Estas frases, aunque lo parezca, no son declaraciones de ningún prelado moderno de la Iglesia católica, acusando a legisladores, ministros de la Suprema Corte de Justicia de la Nación, o ejecutivos de algunas entidades federativas, en el tema del aborto o las uniones entre homosexuales. Tampoco se refiere a sentencia alguna por casos de pederastia, cometidos, aquí sí, en contra de la ley natural; se trata de algunas de las sentencias pronunciadas por el obispo electo de Michoacán y hechas públicas en su tercer edicto del 16 de octubre de 1810, a apropósito de “el desorden y confusión que ha causado ya la insurrección promovida por el cura hidalgo y sus secuaces”, y es que desde las intervenciones de los fariseos, presionando a la autoridad civil –Pilatos como cónsul romano en Palestina– para lograr la crucifixión de Jesucristo, al mezclar las cosas de Dios con las de César, lo que se produce es enfrentamiento, dolor y muerte.
Manuel Abad Queypo, canónigo penitenciario de la santa Iglesia, obispo electo y gobernador de este obispado en Michoacán, deja constancia histórica de su pensamiento y sentencia no sólo contra los responsables de “tan horrorosos crímenes” por el proyecto independentista al que considera “sacrílego y notoriamente herético”, sino en perjuicio de “todos lo que hayan concurrido o concurrieran” al llamado insurgente, cuya consecuencia, según su visión, entre otras muchas, sería la extinción de la “clase miserable de indios”. O sea, algo así como lo que se pretende en tiempos modernos y en plena celebración del bicentenario al implicar que tanto la despenalización del aborto, como el respeto a las minorías que tienen opciones diferentes, serán las causantes de la extinción de los mexicanos.

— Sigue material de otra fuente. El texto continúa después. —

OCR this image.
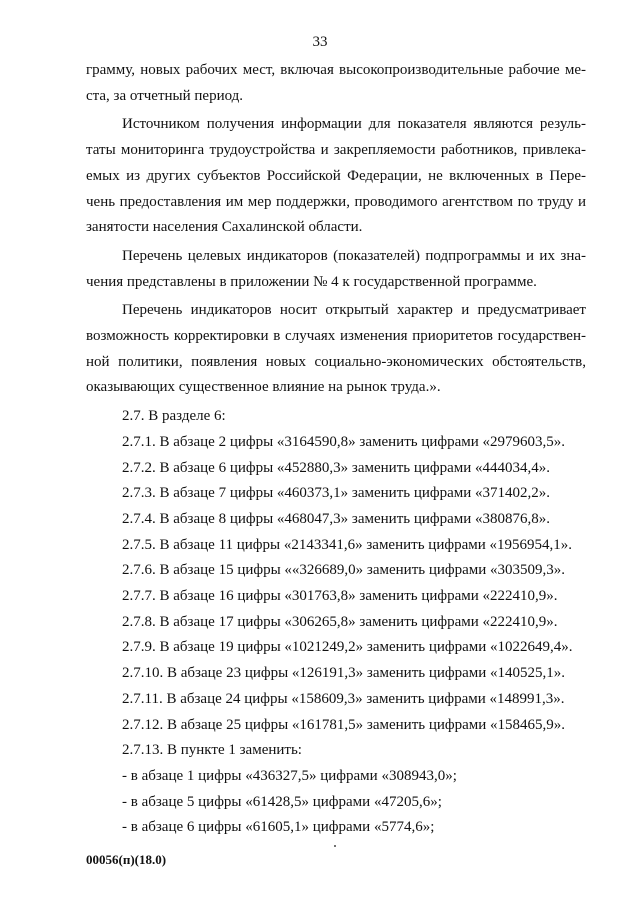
33

грамму, новых рабочих мест, включая высокопроизводительные рабочие ме-

ста, за отчетный период.

Источником получения информации для показателя являются резуль-

таты мониторинга трудоустройства и закрепляемости работников, привлека-

емых из других субъектов Российской Федерации, не включенных в Пере-

чень предоставления им мер поддержки, проводимого агентством по труду и

занятости населения Сахалинской области.

Перечень целевых индикаторов (показателей) подпрограммы и их зна-

чения представлены в приложении № 4 к государственной программе.

Перечень индикаторов носит открытый характер и предусматривает

возможность корректировки в случаях изменения приоритетов государствен-

ной политики, появления новых социально-экономических обстоятельств,

оказывающих существенное влияние на рынок труда.».

2.7. В разделе 6:

2.7.1. В абзаце 2 цифры «3164590,8» заменить цифрами «2979603,5».

2.7.2. В абзаце 6 цифры «452880,3» заменить цифрами «444034,4».

2.7.3. В абзаце 7 цифры «460373,1» заменить цифрами «371402,2».

2.7.4. В абзаце 8 цифры «468047,3» заменить цифрами «380876,8».

2.7.5. В абзаце 11 цифры «2143341,6» заменить цифрами «1956954,1».

2.7.6. В абзаце 15 цифры ««326689,0» заменить цифрами «303509,3».

2.7.7. В абзаце 16 цифры «301763,8» заменить цифрами «222410,9».

2.7.8. В абзаце 17 цифры «306265,8» заменить цифрами «222410,9».

2.7.9. В абзаце 19 цифры «1021249,2» заменить цифрами «1022649,4».

2.7.10. В абзаце 23 цифры «126191,3» заменить цифрами «140525,1».

2.7.11. В абзаце 24 цифры «158609,3» заменить цифрами «148991,3».

2.7.12. В абзаце 25 цифры «161781,5» заменить цифрами «158465,9».

2.7.13. В пункте 1 заменить:

- в абзаце 1 цифры «436327,5» цифрами «308943,0»;

- в абзаце 5 цифры «61428,5» цифрами «47205,6»;

- в абзаце 6 цифры «61605,1» цифрами «5774,6»;

00056(п)(18.0)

¿Cómo evitar confusiones sociales y violaciones a las garantías individuales? Ese debería ser el tema y no la santurronería medida en términos de moralidad, ambiciones de poder o intereses facciosos. Coincidimos en mucho con la visión de Gastón García Cantú, cuya recopilación documental del pensamiento de la reacción mexicana de 1810 a 1962, debiera ser tomada en cuenta en estas celebraciones –inoportunas a la luz de la crisis gubernamental y financiera que nos agobia– cuando señala: “De las etapas de nuestra historia… la que principia en la Constitución de 1917 es la más estable. Y no es que los hombres de hoy poseamos una sabiduría política que nuestros antepasados ignoraron; ni obra del tiempo sino a que la Constitución de 1917, es fundamentalmente la ley de la tierra”. Si el autor viviera, seguramente en una nueva edición agregaría que la Constitución de 1917 era también la ley del trabajo, de la soberanía alimentaria, energética, de salud y política, sin soslayar la esencia del Estado laico. Y señalo “era”, porque en las diversas modificaciones que se han hecho a la Carta Magna en una mal entendida visión modernista, a 100 años de su promulgación, los poderes de facto han nulificado la esencia misma del pensamiento constituyente.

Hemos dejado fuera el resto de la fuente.